On August 17, 1994, the full board of 21 directors, during
a 90-minute telephone conference call, reviewed the legal
complaint and confidential materials submitted along with
it. They recognized the inappropriateness of the disputed
licensing agreement, acknowledged that Jack's rights were
being abused, and acted accordingly. Addressing the minority
faction against him, Jack urged that there be a unanimous
vote, pointing out that everyone's interests would be served
that way. The board voted unanimously to rescind the license
agreement and to rename itself temporarily the Alcohol and
Drug Abuse Self-Help Network, Inc. The renegade executive
committee had been ousted from Rational Recovery, by unanimous
vote, and Rational Recovery was now safely back in the fold
of Jack and Lois in Lotus, CA. Or was it?
Since that Special Meeting of the Board, several board members,
disgusted at the conduct of the executive committee and
wanting no part of the new organization, have resigned.
I've been excluded from virtually all ADASN discussion,
even though I'm its elected secretary and carry some serious
responsibilities in that role. I hear that ADASN is searching
for a better name, while it continues to raid local RR projects
and hijack the Rational Recovery movement. Even though a
majority of the board had expressed strong opinions against
a mailing that would create political divisions within the
network, former RRSN President Joe Gerstein, M.D., has used
the RR Local Projects List, trustingly given out as an aid
to intergroup communications and referral, to send ADASN's
propaganda nationwide and recruit RR Coordinators into their
organization. A recent three page letter, from "The
Office of The President," included my resume as ADASN
secretary, to convey that I am in support of their chicanery.

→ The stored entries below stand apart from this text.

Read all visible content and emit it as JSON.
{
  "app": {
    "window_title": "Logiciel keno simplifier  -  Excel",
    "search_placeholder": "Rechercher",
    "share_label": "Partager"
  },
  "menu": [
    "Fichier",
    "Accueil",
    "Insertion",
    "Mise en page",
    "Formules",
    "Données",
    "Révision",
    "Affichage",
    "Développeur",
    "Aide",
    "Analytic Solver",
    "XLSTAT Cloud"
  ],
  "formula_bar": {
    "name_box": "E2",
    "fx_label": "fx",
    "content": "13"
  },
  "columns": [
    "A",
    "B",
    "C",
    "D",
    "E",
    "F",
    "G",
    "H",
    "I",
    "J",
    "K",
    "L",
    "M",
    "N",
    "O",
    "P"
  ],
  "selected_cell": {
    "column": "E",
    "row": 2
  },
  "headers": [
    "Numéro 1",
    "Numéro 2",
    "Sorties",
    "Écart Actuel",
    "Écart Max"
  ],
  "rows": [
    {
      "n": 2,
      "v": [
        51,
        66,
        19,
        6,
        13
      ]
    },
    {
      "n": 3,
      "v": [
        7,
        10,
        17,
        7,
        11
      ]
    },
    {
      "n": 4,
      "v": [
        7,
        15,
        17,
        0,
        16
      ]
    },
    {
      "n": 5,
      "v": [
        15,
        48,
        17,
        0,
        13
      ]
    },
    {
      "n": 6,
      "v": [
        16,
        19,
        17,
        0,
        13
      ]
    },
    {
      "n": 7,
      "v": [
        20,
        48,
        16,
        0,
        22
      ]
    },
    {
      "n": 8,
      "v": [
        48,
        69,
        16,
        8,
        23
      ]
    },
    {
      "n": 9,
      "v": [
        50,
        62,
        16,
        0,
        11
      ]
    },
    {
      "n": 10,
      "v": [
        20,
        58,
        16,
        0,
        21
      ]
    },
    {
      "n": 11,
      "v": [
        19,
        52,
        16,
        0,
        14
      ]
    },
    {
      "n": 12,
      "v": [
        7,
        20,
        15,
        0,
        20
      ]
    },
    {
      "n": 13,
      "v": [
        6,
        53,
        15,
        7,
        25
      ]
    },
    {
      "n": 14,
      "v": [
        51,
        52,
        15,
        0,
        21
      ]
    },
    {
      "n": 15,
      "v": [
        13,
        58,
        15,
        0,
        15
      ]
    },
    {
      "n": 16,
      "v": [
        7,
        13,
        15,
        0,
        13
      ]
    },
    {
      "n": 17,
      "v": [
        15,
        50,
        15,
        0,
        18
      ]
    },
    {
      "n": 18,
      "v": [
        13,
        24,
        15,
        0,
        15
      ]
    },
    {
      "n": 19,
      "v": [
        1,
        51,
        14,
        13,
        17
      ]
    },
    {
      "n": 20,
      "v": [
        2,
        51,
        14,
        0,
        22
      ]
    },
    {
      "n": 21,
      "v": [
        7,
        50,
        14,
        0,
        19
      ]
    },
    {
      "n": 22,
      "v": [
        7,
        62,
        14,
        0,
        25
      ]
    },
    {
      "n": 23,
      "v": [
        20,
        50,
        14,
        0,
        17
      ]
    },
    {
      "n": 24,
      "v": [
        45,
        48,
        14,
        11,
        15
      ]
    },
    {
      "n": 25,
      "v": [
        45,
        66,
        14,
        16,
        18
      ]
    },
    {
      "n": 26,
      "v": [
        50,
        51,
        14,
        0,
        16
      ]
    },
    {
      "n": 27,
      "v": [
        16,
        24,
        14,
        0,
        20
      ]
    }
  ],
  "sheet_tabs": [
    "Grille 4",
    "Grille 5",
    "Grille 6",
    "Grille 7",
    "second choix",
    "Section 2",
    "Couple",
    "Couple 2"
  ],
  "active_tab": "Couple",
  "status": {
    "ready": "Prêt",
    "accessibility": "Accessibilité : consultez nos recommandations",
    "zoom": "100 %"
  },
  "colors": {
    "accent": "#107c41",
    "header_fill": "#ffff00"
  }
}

ADASN is a small group of professional people grasping for
control of something that isn't theirs - Rational Recovery.
I can hardly find words to express my disdain for the behavior
of the group of professionals who are attempting to take
over the vital service organization that was founded, created,
and is being very well managed by Jack and Lois Trimpey.
As I stated in the beginning of this article, RR leadership
rightly resides with the Trimpeys. If one in disagreement,
one may attempt to change it, resign, go elsewhere, or start
something new. But this is the wrong field for crude politics
and hostile takeovers!
In our capitalist society, there is a natural tendency for
newly discovered "markets" to be tapped as quickly
as possible to take advantage of a market's potential, seemingly
a win-win situation. We have the most attractive product
on the market of recovery ideas, AVRT. I believe Rational
Recovery is successful because of grass roots attraction
toward its efficient, no-nonsense, approach to recovery
based on concepts of health rather than disease. Now that
we are freeing ourselves from the self-interest of a few,
that will continue to be the case - in spades!